The value of a care home is multifaceted. Care homes profoundly impact individuals’ happiness, health and longevity. To its residents the value includes receiving compassionate care delivered with dignity and respect; to families it encompasses the wellbeing and quality of life of a loved one; to society it is part of creating a fair and just society where people can live their life to the fullest potential and to its employees it is contributing significantly to social value and self fulfilment: promoting competence, empowerment and engagement. 

As the owner of a care home, UHY’s vision of helping people prosper resonates well. Well run care homes help people prosper.

There is of course an economic value to care homes and the care home sector. The sector produces approximately £25 billion of economic activity annually in UK. According to, there are currently nearly half a million people living in care homes in the UK, and the sector employs around 750,000 staff, and demand is increasing. It is estimated that there will be an additional 1.1 million people aged over 80 years old by 2032. The current over 80-year-old to care home bed ratio is 7.45:1. Reducing the ratio to 5:1 by 2032 would require the delivery of approximately 440,000 additional beds. (Source: Savills using Oxford Economics). This of course will also generate significant economic activity within the property sector.
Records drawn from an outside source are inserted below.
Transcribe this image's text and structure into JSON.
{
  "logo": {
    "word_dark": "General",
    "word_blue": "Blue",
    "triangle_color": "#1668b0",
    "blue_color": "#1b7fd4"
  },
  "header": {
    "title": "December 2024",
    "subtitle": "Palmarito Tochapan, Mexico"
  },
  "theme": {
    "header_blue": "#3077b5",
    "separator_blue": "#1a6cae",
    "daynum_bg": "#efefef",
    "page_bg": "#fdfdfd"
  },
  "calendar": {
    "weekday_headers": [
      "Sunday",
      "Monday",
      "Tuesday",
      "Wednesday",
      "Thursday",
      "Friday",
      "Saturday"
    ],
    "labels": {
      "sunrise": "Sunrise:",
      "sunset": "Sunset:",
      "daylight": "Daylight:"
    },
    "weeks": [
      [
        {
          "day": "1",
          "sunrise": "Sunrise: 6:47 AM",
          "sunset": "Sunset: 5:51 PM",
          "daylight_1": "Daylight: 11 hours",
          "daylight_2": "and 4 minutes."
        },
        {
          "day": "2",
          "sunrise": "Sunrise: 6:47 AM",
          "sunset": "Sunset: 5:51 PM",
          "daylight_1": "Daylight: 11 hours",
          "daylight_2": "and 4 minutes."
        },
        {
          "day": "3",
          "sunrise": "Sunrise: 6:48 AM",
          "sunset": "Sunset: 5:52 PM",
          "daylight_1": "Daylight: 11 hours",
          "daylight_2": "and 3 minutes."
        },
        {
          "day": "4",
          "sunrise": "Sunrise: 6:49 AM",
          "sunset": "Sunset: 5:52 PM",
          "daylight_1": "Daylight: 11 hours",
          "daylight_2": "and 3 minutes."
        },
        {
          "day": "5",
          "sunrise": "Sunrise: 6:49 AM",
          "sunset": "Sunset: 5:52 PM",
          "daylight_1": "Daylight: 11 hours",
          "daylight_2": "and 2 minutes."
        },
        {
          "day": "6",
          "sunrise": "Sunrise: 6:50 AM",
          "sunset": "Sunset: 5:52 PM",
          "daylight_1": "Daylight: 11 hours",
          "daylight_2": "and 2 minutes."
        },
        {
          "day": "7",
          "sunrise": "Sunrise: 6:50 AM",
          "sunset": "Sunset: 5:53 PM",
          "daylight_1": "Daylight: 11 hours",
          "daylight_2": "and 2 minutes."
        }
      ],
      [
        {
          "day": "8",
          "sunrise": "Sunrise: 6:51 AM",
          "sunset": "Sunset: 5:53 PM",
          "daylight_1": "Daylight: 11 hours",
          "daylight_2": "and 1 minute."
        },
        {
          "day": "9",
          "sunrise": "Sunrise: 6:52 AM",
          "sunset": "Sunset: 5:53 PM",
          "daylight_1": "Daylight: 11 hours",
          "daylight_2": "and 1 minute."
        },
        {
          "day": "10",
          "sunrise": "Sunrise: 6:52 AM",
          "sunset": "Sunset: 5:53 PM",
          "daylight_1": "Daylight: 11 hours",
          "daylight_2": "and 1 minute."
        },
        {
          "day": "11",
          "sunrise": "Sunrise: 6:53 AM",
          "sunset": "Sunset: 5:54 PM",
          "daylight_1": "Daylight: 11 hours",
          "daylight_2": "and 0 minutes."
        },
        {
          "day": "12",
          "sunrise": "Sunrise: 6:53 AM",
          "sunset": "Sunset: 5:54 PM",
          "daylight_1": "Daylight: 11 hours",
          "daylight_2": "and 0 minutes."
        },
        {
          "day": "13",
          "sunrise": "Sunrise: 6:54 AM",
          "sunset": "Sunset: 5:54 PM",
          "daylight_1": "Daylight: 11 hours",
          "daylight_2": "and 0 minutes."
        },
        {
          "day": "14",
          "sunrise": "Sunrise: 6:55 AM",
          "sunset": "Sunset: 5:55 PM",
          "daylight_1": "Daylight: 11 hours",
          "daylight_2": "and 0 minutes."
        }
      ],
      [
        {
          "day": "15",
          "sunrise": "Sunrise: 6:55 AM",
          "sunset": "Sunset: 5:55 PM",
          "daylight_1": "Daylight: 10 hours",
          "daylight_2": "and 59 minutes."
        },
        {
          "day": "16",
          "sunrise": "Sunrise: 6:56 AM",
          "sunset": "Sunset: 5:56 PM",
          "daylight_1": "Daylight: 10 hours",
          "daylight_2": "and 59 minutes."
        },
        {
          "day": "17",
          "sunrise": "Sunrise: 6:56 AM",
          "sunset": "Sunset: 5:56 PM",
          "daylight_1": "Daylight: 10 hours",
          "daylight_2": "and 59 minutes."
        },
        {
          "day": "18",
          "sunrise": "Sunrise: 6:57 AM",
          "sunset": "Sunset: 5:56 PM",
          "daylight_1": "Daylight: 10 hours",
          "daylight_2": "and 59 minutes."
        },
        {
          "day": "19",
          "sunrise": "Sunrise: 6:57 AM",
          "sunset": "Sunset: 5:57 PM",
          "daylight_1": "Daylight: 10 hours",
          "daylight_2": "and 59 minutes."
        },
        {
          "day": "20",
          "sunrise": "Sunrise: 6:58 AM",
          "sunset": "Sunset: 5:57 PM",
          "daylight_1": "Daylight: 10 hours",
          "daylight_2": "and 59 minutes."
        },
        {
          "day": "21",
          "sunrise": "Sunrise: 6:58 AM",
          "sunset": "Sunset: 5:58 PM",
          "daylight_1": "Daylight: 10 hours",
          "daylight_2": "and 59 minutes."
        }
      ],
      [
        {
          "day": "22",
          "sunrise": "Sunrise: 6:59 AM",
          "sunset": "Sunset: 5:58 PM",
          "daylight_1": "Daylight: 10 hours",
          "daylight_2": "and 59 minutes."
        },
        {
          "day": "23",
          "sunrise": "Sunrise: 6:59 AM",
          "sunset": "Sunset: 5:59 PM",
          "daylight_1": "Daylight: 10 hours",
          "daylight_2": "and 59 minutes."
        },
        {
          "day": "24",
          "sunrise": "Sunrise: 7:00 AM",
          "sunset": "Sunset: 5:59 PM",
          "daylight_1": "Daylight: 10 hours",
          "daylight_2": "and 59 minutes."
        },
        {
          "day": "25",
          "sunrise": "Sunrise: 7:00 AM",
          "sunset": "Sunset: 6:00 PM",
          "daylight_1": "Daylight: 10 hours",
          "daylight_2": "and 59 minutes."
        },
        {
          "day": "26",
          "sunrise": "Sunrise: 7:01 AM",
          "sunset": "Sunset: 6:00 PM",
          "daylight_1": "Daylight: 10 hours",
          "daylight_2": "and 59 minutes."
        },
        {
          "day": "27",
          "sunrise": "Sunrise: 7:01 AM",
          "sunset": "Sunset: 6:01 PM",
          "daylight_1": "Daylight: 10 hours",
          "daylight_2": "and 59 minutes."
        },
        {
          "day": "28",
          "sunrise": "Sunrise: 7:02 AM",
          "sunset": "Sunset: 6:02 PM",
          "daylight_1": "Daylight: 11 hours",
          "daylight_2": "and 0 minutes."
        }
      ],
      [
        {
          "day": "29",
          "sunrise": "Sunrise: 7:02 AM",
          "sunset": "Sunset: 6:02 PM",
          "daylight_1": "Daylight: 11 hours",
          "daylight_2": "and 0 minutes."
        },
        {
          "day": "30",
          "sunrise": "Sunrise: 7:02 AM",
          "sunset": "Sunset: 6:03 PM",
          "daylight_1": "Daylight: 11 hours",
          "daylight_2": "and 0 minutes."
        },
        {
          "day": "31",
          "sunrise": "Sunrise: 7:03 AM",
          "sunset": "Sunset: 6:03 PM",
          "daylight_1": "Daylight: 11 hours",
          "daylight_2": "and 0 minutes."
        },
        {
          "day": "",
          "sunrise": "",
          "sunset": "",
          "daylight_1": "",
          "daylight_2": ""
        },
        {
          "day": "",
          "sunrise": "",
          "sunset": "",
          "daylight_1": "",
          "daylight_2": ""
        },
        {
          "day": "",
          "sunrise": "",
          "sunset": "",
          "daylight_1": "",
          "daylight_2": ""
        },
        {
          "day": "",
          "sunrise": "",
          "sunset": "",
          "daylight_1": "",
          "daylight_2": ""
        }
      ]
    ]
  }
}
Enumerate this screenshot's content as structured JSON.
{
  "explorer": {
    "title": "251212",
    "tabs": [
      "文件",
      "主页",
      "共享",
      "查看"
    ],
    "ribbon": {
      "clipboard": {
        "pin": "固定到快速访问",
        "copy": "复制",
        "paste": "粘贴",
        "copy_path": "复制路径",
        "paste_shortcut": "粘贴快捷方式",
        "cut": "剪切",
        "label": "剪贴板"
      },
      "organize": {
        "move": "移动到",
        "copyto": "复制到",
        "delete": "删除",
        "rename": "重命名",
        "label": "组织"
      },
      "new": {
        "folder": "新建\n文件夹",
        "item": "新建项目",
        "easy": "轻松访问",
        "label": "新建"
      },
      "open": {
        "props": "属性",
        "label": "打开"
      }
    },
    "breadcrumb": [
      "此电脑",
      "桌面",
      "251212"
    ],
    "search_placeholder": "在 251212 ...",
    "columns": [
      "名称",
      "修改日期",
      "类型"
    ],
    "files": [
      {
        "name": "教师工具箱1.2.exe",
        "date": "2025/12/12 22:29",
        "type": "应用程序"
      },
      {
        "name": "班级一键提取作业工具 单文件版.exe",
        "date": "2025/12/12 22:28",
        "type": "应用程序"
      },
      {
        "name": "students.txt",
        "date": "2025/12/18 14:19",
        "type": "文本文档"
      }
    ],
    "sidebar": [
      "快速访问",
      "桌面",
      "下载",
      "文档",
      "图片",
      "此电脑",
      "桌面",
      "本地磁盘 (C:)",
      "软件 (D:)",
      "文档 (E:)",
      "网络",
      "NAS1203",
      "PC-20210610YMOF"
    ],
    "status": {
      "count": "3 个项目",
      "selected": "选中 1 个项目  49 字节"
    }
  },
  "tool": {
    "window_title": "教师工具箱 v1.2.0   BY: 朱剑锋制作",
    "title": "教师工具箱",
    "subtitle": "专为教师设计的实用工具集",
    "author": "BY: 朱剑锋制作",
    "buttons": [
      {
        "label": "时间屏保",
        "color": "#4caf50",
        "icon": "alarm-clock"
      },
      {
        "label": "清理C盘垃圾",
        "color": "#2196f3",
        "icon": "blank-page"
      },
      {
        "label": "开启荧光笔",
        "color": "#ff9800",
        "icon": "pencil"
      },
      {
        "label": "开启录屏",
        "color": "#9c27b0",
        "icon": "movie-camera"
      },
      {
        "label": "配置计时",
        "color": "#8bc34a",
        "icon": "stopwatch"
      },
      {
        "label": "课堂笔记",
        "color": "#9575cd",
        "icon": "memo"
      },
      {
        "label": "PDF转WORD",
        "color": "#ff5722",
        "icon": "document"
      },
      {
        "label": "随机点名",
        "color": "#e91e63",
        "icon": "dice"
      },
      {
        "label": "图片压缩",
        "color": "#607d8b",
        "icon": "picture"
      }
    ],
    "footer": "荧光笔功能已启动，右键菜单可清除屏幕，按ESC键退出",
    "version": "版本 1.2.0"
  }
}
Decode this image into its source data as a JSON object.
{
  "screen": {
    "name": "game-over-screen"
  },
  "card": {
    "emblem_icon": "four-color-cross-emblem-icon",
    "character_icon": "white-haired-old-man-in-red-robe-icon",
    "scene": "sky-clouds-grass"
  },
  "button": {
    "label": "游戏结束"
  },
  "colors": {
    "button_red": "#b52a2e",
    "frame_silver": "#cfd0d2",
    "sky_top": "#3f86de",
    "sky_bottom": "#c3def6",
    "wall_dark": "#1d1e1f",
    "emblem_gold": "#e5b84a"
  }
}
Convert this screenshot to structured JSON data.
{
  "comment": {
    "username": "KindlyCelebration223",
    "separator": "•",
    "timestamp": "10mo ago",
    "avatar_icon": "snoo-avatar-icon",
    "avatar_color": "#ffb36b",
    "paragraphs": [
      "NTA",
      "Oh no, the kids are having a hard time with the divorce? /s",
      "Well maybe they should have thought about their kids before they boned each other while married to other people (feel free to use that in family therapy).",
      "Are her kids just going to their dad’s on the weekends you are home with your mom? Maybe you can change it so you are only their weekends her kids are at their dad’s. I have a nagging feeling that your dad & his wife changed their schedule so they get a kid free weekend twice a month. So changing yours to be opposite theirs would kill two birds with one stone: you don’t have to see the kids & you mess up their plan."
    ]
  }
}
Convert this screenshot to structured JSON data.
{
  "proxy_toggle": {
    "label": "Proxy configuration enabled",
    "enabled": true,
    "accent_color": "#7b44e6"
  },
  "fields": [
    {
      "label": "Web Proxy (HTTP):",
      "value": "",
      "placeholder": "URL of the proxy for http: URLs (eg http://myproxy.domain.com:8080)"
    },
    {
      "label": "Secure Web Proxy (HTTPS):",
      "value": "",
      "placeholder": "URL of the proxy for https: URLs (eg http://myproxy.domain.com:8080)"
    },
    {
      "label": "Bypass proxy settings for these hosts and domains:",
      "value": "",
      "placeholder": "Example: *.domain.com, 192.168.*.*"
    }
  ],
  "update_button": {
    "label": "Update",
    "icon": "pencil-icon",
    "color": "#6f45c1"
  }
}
As a corporate finance business, we are asked to value care homes for lenders and investors. The valuation methodology will always be based on a lender’s or investor’s instructions. Care home valuations are normally carried out based on a Trading Valuation method. Trading Valuations for care homes are normally provided under the Market Value classifications MV1, MV2 and MV3:

  • MV1 includes all the relevant licences, inventory and the last three years’ accounts
  • MV2 includes inventory but no accounts are available; and
  • MV3 is utilized when there are no historical accounts available, required licences have been lost and there is no inventory. 

Valuations between MV1 and MV3 can vary significantly.

Capacity and current occupancy play a crucial role in valuations as do CQC rating, EBITDA margins, location, staff team and size and quality of the property/properties. Where accounts are available, and on the assumption that the business owns the freehold property of the home(s), the formulae for valuation include:

  • earnings multiples based on EBITDA
  • multiple of maintainable turnover; and 
  • price per bed. 

Multiples change from time to time and always fall within a range. By way of illustration EBITDA multiples are currently typically in the 4 to 10 range and current live listings in England have turnover multiples ranging from 1.23 to 2.22. For homes which are leased, a reduction to the EBITDA multiple of at least 2x is likely. Given the wide range of valuations we also work with clients to improve businesses and valuations ultimately to help them prosper.